Quick answer: Increase wishlists by converting interest into commitment, and a major lever is a polished demo: events like Steam Next Fest are wishlist engines, and a demo player's experience translates almost directly into whether they wishlist. A crash or rough early experience costs wishlists; a smooth, fun demo earns them. So capturing and fixing demo bugs is a wishlist activity, not just a QA one.
Wishlists are the key pre-launch metric, they drive launch-day visibility and sales. While marketing and a compelling concept bring players to your page, converting that interest into wishlists often hinges on the experience you give them, especially in a demo, where quality directly affects whether players commit.
A Polished Demo Is a Wishlist Engine
A playable demo, especially during an event like Steam Next Fest, puts your game in front of a wave of players deciding whether to wishlist. Their demo experience translates almost directly into that decision: a fun, smooth demo earns wishlists, while a crash, a rough early experience, or poor performance costs them. At Next Fest volume, a common early-game bug can cost hundreds of wishlists.
This makes demo quality a wishlist driver, not just a QA concern. The players sampling your demo are exactly the ones you want to convert, so removing the friction and failures that stop them from wishlisting is high-leverage.
Capture and Fix What Demo Players Hit
A demo is a concentrated burst of fresh players hitting your game's rough edges, but they're transient (they play once and leave), so the signal evaporates unless you capture it in the moment. Build frictionless in-game reporting and crash capture into the demo, and watch occurrence counts during the event to find the rough edges fast.

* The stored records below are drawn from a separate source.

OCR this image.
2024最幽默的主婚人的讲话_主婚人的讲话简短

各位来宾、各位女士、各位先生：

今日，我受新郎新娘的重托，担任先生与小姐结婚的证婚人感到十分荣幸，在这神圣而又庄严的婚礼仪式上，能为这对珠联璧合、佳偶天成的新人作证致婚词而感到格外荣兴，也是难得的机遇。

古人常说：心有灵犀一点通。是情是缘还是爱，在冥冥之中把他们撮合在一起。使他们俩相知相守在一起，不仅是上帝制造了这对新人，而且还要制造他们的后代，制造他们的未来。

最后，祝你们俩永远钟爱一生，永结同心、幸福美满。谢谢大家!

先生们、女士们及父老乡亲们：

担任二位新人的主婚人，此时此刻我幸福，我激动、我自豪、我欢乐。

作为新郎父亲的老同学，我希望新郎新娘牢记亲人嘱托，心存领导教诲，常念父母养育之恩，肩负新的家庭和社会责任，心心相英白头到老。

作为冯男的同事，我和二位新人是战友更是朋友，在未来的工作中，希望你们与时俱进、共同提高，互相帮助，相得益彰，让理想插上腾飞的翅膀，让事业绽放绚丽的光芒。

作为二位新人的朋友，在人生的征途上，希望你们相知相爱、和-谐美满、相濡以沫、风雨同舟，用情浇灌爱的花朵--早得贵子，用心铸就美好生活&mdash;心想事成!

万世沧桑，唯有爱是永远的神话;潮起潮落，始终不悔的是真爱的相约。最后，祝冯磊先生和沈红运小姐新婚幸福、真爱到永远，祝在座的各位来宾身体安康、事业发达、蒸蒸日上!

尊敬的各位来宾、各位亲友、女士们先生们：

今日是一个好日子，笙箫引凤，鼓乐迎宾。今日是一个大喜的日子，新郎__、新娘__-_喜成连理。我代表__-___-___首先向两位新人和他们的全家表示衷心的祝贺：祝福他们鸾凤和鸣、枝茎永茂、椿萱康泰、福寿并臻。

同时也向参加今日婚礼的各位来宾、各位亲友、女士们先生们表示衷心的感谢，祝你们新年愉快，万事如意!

Bugnet's SDK in a demo build captures crashes and reports with context, and occurrence grouping ranks the demo's issues by how many players hit each, so during a Next Fest you can see which crash or confusion point is costing the most wishlists and hotfix it mid-event. A bug fixed on day one of a week-long demo saves conversion for the rest of it.

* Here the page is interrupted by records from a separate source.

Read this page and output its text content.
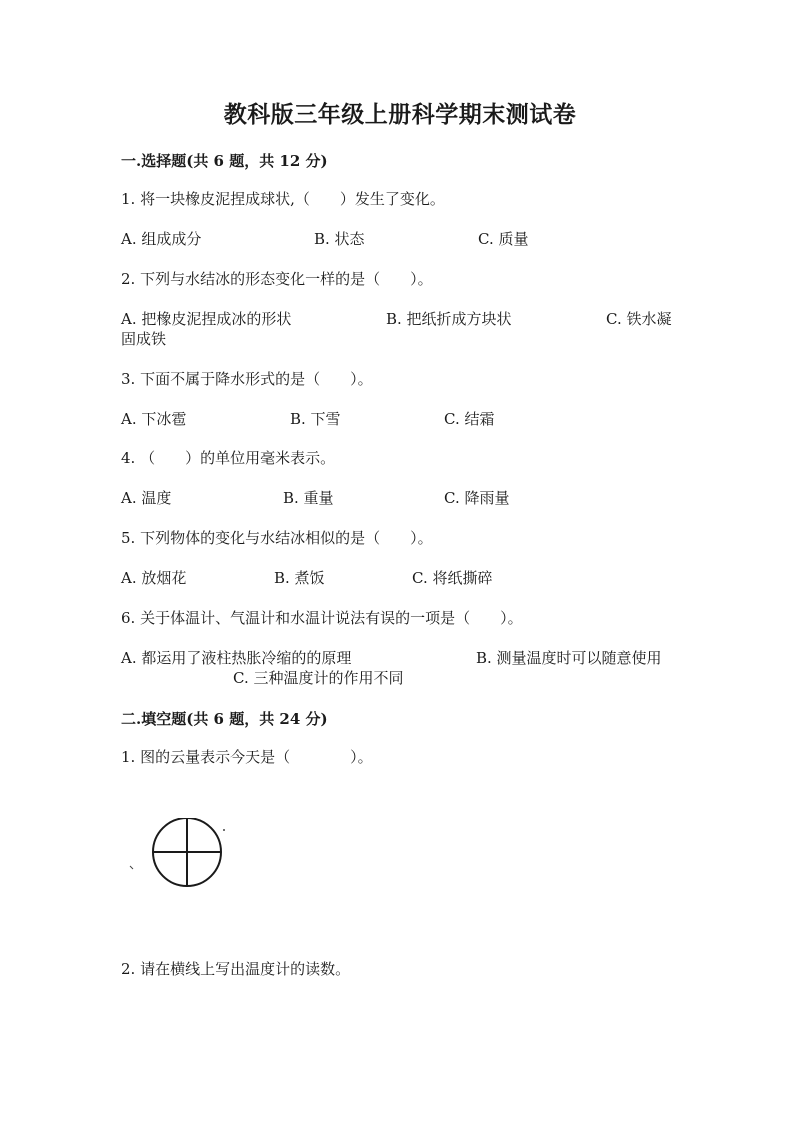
教科版三年级上册科学期末测试卷
一.选择题(共 6 题，共 12 分)
1. 将一块橡皮泥捏成球状,（　　）发生了变化。
A. 组成成分	B. 状态	C. 质量
2. 下列与水结冰的形态变化一样的是（　　）。
A. 把橡皮泥捏成冰的形状	B. 把纸折成方块状	C. 铁水凝
固成铁
3. 下面不属于降水形式的是（　　）。
A. 下冰雹	B. 下雪	C. 结霜
4. （　　）的单位用毫米表示。
A. 温度	B. 重量	C. 降雨量
5. 下列物体的变化与水结冰相似的是（　　）。
A. 放烟花	B. 煮饭	C. 将纸撕碎
6. 关于体温计、气温计和水温计说法有误的一项是（　　）。
A. 都运用了液柱热胀冷缩的的原理	B. 测量温度时可以随意使用
C. 三种温度计的作用不同
二.填空题(共 6 题，共 24 分)
1. 图的云量表示今天是（　　　　）。
2. 请在横线上写出温度计的读数。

Use the Demo to Improve the Launch Too
The demo's bug data is also your prioritized punch list for launch: the issues that hurt wishlist conversion are the same ones that would tank launch reviews, so fixing them serves both. A polished demo both increases wishlists and reduces launch-day problems.

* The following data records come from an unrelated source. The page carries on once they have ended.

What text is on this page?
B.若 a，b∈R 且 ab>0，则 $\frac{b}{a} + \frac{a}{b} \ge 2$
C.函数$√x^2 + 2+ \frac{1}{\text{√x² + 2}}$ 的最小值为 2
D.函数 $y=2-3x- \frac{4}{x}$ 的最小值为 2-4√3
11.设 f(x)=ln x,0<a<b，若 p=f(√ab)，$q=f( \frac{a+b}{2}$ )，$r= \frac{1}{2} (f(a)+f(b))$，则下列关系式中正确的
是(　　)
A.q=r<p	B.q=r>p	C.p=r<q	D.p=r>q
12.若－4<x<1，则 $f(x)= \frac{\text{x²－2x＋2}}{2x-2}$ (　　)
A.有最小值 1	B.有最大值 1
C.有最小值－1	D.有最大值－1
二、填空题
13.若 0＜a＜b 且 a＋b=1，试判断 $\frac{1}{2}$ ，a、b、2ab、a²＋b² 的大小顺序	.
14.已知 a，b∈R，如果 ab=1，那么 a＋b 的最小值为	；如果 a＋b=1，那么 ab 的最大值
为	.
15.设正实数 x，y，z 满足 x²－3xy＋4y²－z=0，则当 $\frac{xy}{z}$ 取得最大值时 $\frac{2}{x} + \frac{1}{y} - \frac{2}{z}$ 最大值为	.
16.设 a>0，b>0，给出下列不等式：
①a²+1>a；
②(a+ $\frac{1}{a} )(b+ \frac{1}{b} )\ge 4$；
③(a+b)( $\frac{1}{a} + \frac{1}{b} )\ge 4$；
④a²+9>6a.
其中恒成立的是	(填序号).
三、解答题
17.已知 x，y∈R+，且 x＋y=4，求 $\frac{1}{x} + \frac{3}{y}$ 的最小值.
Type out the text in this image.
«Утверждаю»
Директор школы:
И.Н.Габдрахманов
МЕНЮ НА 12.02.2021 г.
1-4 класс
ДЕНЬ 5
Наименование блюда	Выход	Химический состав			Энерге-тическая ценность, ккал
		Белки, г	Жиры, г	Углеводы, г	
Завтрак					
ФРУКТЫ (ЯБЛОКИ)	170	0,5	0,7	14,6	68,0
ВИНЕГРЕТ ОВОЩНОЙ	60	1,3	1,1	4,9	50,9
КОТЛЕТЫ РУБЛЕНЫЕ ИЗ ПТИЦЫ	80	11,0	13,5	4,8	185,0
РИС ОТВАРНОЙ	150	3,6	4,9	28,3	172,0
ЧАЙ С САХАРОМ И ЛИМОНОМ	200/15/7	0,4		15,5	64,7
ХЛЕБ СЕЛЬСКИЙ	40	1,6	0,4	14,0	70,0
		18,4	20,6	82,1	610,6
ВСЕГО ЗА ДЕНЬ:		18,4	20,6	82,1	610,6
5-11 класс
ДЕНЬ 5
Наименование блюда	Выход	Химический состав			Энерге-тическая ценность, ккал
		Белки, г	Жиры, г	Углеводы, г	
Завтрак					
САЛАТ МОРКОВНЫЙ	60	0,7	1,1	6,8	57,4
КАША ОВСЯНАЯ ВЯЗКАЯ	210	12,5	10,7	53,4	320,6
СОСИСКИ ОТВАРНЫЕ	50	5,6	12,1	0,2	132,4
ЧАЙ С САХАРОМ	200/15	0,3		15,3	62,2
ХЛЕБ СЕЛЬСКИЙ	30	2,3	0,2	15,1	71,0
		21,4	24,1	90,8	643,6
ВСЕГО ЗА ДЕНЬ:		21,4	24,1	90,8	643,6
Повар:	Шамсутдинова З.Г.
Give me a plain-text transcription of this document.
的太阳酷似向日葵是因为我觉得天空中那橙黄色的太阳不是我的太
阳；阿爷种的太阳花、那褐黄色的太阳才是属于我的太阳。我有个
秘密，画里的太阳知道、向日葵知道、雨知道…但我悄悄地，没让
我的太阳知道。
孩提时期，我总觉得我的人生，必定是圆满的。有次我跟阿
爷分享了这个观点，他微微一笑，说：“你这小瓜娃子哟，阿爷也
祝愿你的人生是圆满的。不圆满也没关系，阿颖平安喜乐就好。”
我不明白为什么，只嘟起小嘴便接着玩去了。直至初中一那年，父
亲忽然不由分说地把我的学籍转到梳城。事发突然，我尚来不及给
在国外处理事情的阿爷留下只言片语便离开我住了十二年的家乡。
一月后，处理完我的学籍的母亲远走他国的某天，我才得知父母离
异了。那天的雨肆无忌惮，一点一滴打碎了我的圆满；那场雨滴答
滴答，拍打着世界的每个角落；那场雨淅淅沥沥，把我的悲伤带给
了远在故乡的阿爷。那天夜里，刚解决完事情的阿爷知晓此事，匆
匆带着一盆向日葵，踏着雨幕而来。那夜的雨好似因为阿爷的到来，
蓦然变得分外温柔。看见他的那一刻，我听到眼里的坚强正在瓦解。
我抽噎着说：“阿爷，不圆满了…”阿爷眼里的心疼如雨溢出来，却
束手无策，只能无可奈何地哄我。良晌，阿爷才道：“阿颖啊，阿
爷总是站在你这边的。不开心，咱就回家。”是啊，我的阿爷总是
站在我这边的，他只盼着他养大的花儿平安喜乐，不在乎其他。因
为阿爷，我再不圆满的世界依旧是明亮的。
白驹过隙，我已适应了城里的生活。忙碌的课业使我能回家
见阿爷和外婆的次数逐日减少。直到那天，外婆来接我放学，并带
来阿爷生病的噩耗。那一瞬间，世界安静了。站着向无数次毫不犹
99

Increasing wishlists is partly marketing and concept, but the conversion step, turning a demo player into a wishlist, depends heavily on the experience you deliver. Capturing and fixing the bugs and rough edges that stop players from committing, especially during high-traffic demo events, is a direct, often-overlooked wishlist lever. See also: handling bug reports during Steam Next Fest.
A polished demo is a wishlist engine, especially at Next Fest. A demo player who hits a crash doesn't wishlist; a smooth one often does. Capture and fix demo bugs to convert interest into wishlists.